Arkansas currently charges timber producers a severance tax of 17.8 cents per ton on pine and 12.5 cents per ton on all other timber.

Neighboring Mississippi charges 75 cents per ton on hardwood and 12 cents per ton on pine and other soft woods.

In Louisiana, the tax is 92 cents per ton on pine sawtimber; 74 cents on hardwood, pine chip-and-saw other sawtimber; 35 cents on pine pulpwood; and 26 cents on other hardwood and pulpwood.

Missouri, Oklahoma, Tennessee and Texas have no timber severance tax.

The House and Senate committees on agriculture, forestry and economic development are scheduled to meet Jan. 4 to begin looking at ways to address the Forestry Commission’s shortfall. Co-chairman Sen. Gene Jeffress, D-Louann, said that as far as he is concerned, “anything’s on the table.”

But Jeffress said he is interested in looking at the funding formula for the commission.

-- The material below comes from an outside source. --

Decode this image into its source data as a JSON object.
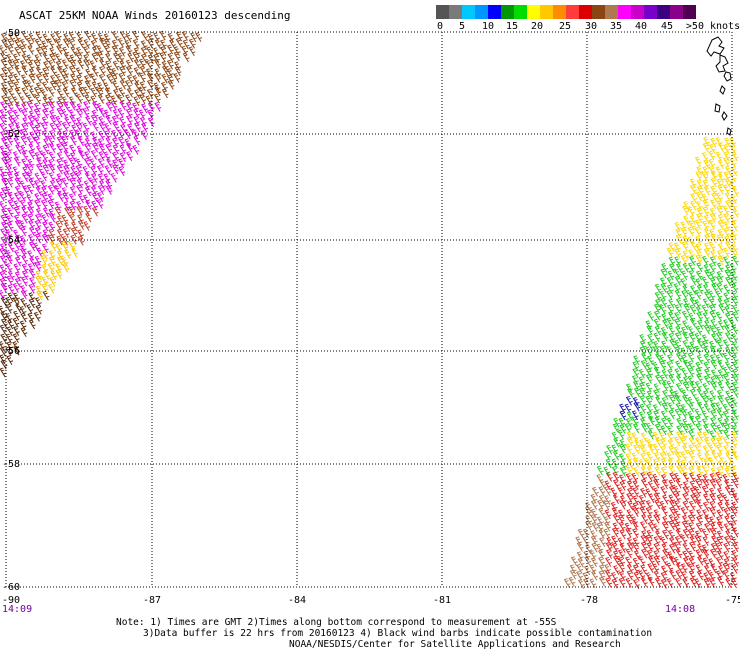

“I’m not sure where we need to go, but I think that maybe the state otherwise needs to kick in some things as well, besides just relying mainly on (the timber industry).”

Sen. Missy Irvin, R-Mountain View, one of the legislators who questioned Shannon during a hearing of the state Legislative Council’s personnel subcommittee last week, said she would not support a tax increase on the timber industry because it would cost jobs. She said she is interested in looking at the way the Forestry Commission has been run.

“Where are we curbing our expenses? What kinds of decisions are being made about the expenditures and how you spend money? That is what we have to have a discussion about, and how those decisions are being made,” she said.

Rep. Bryan King, R-Green Forest, co-chairman of the personnel subcommittee, said he does not see how he could support a tax increase in the current economic environment, but he said Beebe should not have quashed the meeting where the idea could have been discussed last year.

If the meeting had taken place, the Forestry Commission’s dire financial straits would have become public well before layoffs became necessary, he said.

“I probably would have had the same opinion I do now, but you know what? I never got the chance because the governor axed that presentation from actually happening, and unfortunately 36 people are losing their jobs because of it — but the governor did win the election,” he said.

King said he believes Beebe knew full well the condition of the agency’s finances and did not want the issue discussed.

“All of a sudden an agency with almost 300 employees goes bankrupt and he doesn’t know anything about it? No way,” he said.

Beebe said Tuesday, “If I had known sooner that shortfalls at the Arkansas Forestry Commission had reached the point that the agency could no longer operate within its means, we would have taken action sooner. The issue would have been addressed during the regular budget process of this year’s legislative session.”

Beebe spokesman Matt DeCample said that “we didn’t know that things had gotten to this level at the Forestry Commission until a few months ago, and when we did, we put a stop to … overspending.”

The Beebe administration has provided funds to postpone the layoffs until January. The layoffs would have taken place before Christmas without the administration’s assistance, according to Shannon.